Apa di balik semua prestasi luar biasa dan terobosan hukum yang signifikan bagi kepustakaan hukum dunia itersebut? Dalam perspektif hukum, kuncinya adalah pada kemauan politik (political will) pemerintah dalam memberantas korupsi dengan cara-cara luar biasa (extraordinary). Hal ini sejalan dengan pengertian korupsi yang oleh berbagai peraturan perundang-undangan, terutama KUHPidana, dinyatakan sebagai kejahatan luar biasa (extraordinary crime).
Namun, perkenankanlah saya menyampaikan perspektif untuk mewaspadai politisasi (politicking) di balik kemauan politik (politic will) penangkapan Nunun dan persidangan Nazaruddin.

Mematuhi Hukum

Jangan sampai kemauan politik memberantas korupsi yang telah ditunjukkan secara meyakinkan oleh pemerintah ternyata sekadar didorong oleh kesadaran yang mengandung kepalsuan. Artinya, kesadaran yang muncul secara tiba-tiba karena hanya mengejar tujuan atau agenda politik sempit golongan politik dalam pemerintahan atau yang ingin berkuasa, bersifat temporer dan dangkal.

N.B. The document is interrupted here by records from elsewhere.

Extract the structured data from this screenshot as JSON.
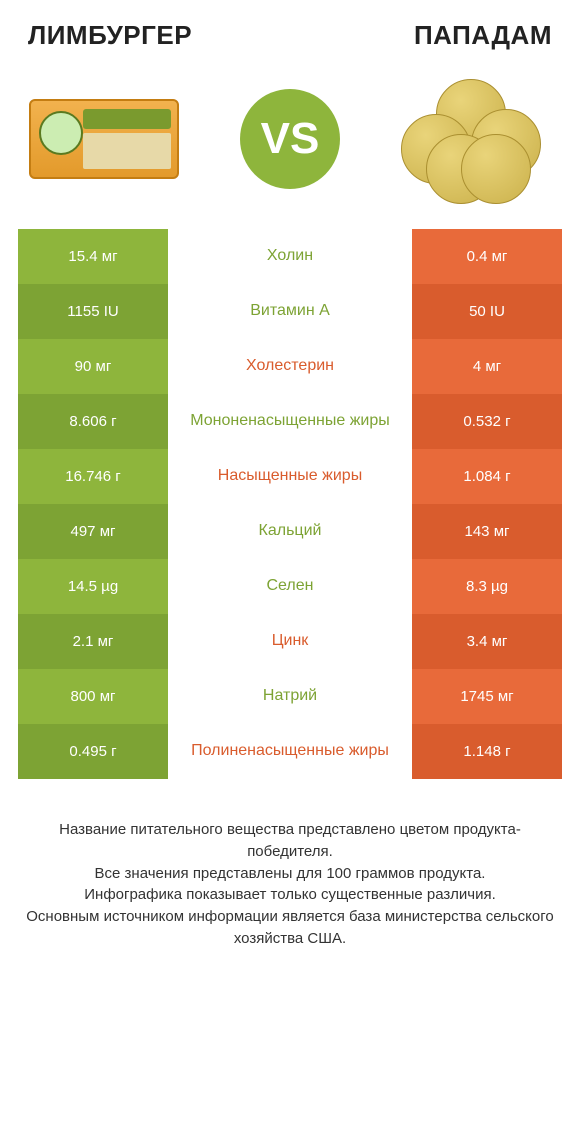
{
  "colors": {
    "green": "#8eb53c",
    "green_dark": "#7da334",
    "orange": "#e86a3a",
    "orange_dark": "#d95c2d",
    "text_green": "#7da334",
    "text_orange": "#d95c2d"
  },
  "header": {
    "left": "ЛИМБУРГЕР",
    "right": "ПАПАДАМ"
  },
  "vs_label": "VS",
  "rows": [
    {
      "left": "15.4 мг",
      "label": "Холин",
      "right": "0.4 мг",
      "winner": "left"
    },
    {
      "left": "1155 IU",
      "label": "Витамин A",
      "right": "50 IU",
      "winner": "left"
    },
    {
      "left": "90 мг",
      "label": "Холестерин",
      "right": "4 мг",
      "winner": "right"
    },
    {
      "left": "8.606 г",
      "label": "Мононенасыщенные жиры",
      "right": "0.532 г",
      "winner": "left"
    },
    {
      "left": "16.746 г",
      "label": "Насыщенные жиры",
      "right": "1.084 г",
      "winner": "right"
    },
    {
      "left": "497 мг",
      "label": "Кальций",
      "right": "143 мг",
      "winner": "left"
    },
    {
      "left": "14.5 µg",
      "label": "Селен",
      "right": "8.3 µg",
      "winner": "left"
    },
    {
      "left": "2.1 мг",
      "label": "Цинк",
      "right": "3.4 мг",
      "winner": "right"
    },
    {
      "left": "800 мг",
      "label": "Натрий",
      "right": "1745 мг",
      "winner": "left"
    },
    {
      "left": "0.495 г",
      "label": "Полиненасыщенные жиры",
      "right": "1.148 г",
      "winner": "right"
    }
  ],
  "footer_lines": [
    "Название питательного вещества представлено цветом продукта-победителя.",
    "Все значения представлены для 100 граммов продукта.",
    "Инфографика показывает только существенные различия.",
    "Основным источником информации является база министерства сельского хозяйства США."
  ]
}
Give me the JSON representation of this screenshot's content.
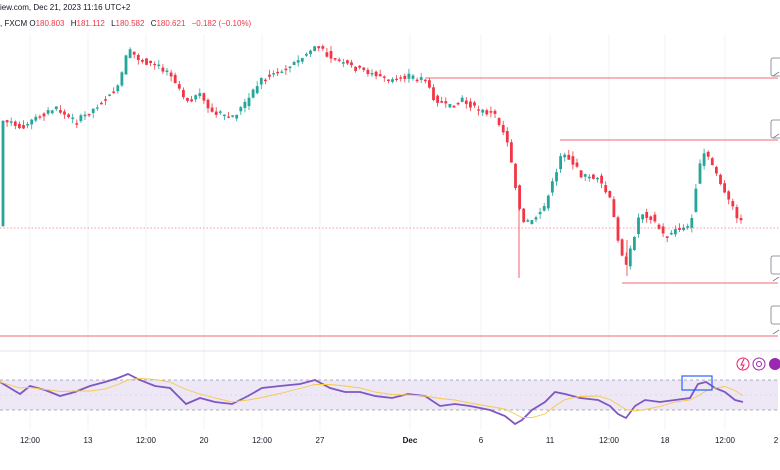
{
  "header": {
    "source_date": "iew.com, Dec 21, 2023 11:16 UTC+2",
    "symbol_feed": ", FXCM",
    "ohlc": [
      {
        "label": "O",
        "value": "180.803"
      },
      {
        "label": "H",
        "value": "181.112"
      },
      {
        "label": "L",
        "value": "180.582"
      },
      {
        "label": "C",
        "value": "180.621"
      },
      {
        "label": "",
        "value": "−0.182 (−0.10%)"
      }
    ]
  },
  "colors": {
    "up": "#26a69a",
    "down": "#f23645",
    "level_line": "#f23645",
    "rsi_line": "#7e57c2",
    "rsi_ma": "#f7c948",
    "rsi_band": "#ede7f6",
    "highlight_box": "#2962ff"
  },
  "x_axis_labels": [
    {
      "text": "12:00",
      "bold": false
    },
    {
      "text": "13",
      "bold": false
    },
    {
      "text": "12:00",
      "bold": false
    },
    {
      "text": "20",
      "bold": false
    },
    {
      "text": "12:00",
      "bold": false
    },
    {
      "text": "27",
      "bold": false
    },
    {
      "text": "Dec",
      "bold": true
    },
    {
      "text": "6",
      "bold": false
    },
    {
      "text": "11",
      "bold": false
    },
    {
      "text": "12:00",
      "bold": false
    },
    {
      "text": "18",
      "bold": false
    },
    {
      "text": "12:00",
      "bold": false
    },
    {
      "text": "2",
      "bold": false
    }
  ],
  "icons": [
    "flash-icon",
    "settings-circle-icon",
    "alert-bell-icon"
  ],
  "chart_data": {
    "type": "candlestick",
    "price_levels": [
      "upper-resistance",
      "middle-resistance",
      "lower-support",
      "bottom-support"
    ],
    "rsi_band": [
      "upper",
      "lower"
    ]
  }
}
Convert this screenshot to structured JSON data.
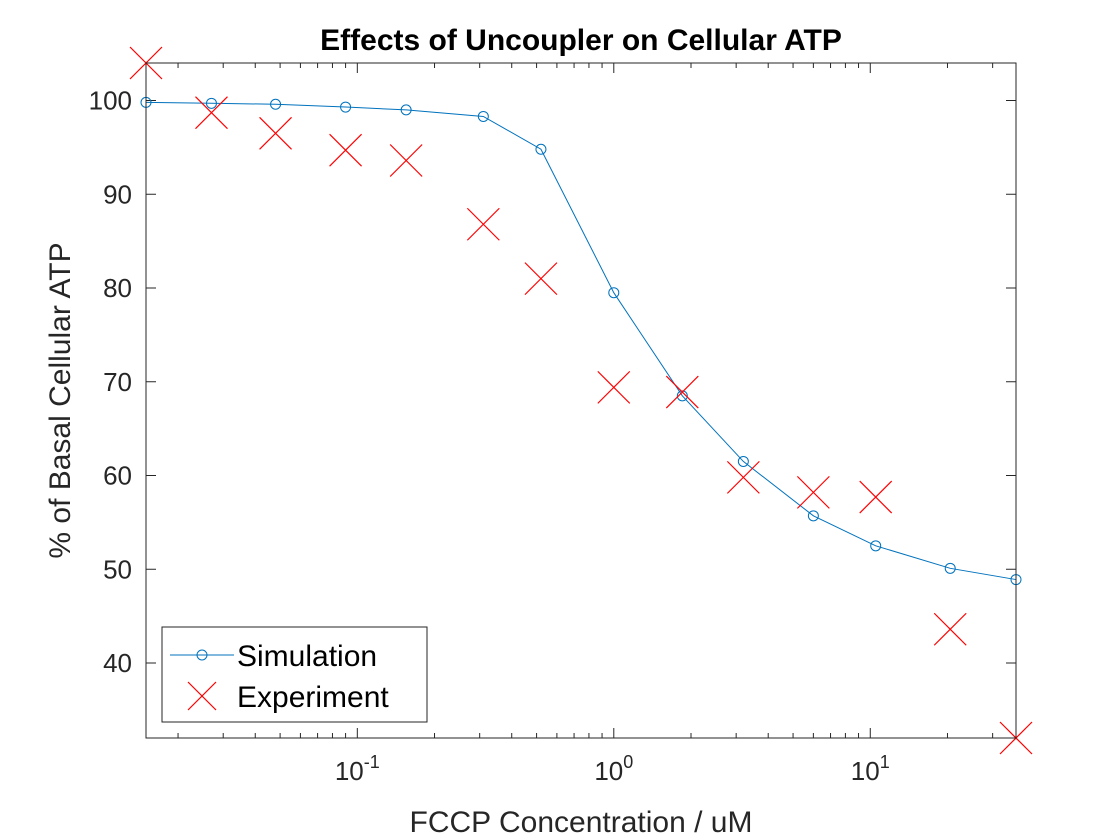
{
  "chart_data": {
    "type": "scatter",
    "title": "Effects of Uncoupler on Cellular ATP",
    "xlabel": "FCCP Concentration / uM",
    "ylabel": "% of Basal Cellular ATP",
    "xscale": "log",
    "xlim": [
      0.015,
      37
    ],
    "ylim": [
      32,
      104
    ],
    "yticks": [
      40,
      50,
      60,
      70,
      80,
      90,
      100
    ],
    "xticks": [
      {
        "base": "10",
        "exp": "-1",
        "value": 0.1
      },
      {
        "base": "10",
        "exp": "0",
        "value": 1
      },
      {
        "base": "10",
        "exp": "1",
        "value": 10
      }
    ],
    "grid": false,
    "legend": {
      "location": "bottom-left"
    },
    "series": [
      {
        "name": "Simulation",
        "color": "#0072BD",
        "marker": "circle",
        "line": "solid",
        "points": [
          [
            0.015,
            99.8
          ],
          [
            0.027,
            99.7
          ],
          [
            0.048,
            99.6
          ],
          [
            0.09,
            99.3
          ],
          [
            0.155,
            99.0
          ],
          [
            0.31,
            98.3
          ],
          [
            0.52,
            94.8
          ],
          [
            1.0,
            79.5
          ],
          [
            1.85,
            68.5
          ],
          [
            3.2,
            61.5
          ],
          [
            6.0,
            55.7
          ],
          [
            10.5,
            52.5
          ],
          [
            20.5,
            50.1
          ],
          [
            37.0,
            48.9
          ]
        ]
      },
      {
        "name": "Experiment",
        "color": "#FF0000",
        "marker": "x",
        "line": "none",
        "points": [
          [
            0.015,
            104.0
          ],
          [
            0.027,
            98.7
          ],
          [
            0.048,
            96.5
          ],
          [
            0.09,
            94.7
          ],
          [
            0.155,
            93.6
          ],
          [
            0.31,
            86.8
          ],
          [
            0.52,
            81.0
          ],
          [
            1.0,
            69.4
          ],
          [
            1.85,
            68.9
          ],
          [
            3.2,
            59.8
          ],
          [
            6.0,
            58.2
          ],
          [
            10.5,
            57.7
          ],
          [
            20.5,
            43.6
          ],
          [
            37.0,
            32.0
          ]
        ]
      }
    ]
  }
}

Pandangan itu penting dikemukakan mengingat masih banyak pengamat antikorupsi yang menyinyalir bahwa yang dilakukan pemerintah dalam konteks pemberantasan korupsi hanya adegan sandiwara. 
Maksudnya, ketika pemerintah terdesak oleh kepungan politik pesaing mereka yang tidak berada di pusat pemerintahan, apalagi disertai dengan ancaman penggunaan hak politik yaitu hak menyatakan pendapat maka reaksi yang muncul adalah menciptakan bargaining politik dengan cara mencari tumbal, bisa jadi seperti yang dilakukan terhadap Nunun. 

Ditambah lagi, citra politik sangat mahal; manakala sejumlah partai mulai menyusun strategi menghadapi pemilu, suksesi kepemimpinan nasional 2014 dengan cara mulai mengelus-elus capres dan wapres yang sudah pasti akan menggantikan SBY.

Perspektif hukum mendikte, bahwa kemauan politik pemberantasan korupsi wajib dimulai dari kepatuhan terhadap hukum, tanpa syarat, atau tanpa bermaksud untuk tawar-menawar (political bargaining). Selain itu, perlu mewaspadai politisasi dari penguasa dalam upaya menyandera atau menyumbat suara kritis yang ingin membongkar korupsi, yang senyatanya telah menyandera prinsip konstitusional bagi sebesar besarnya kemakmuran rakyat. (10)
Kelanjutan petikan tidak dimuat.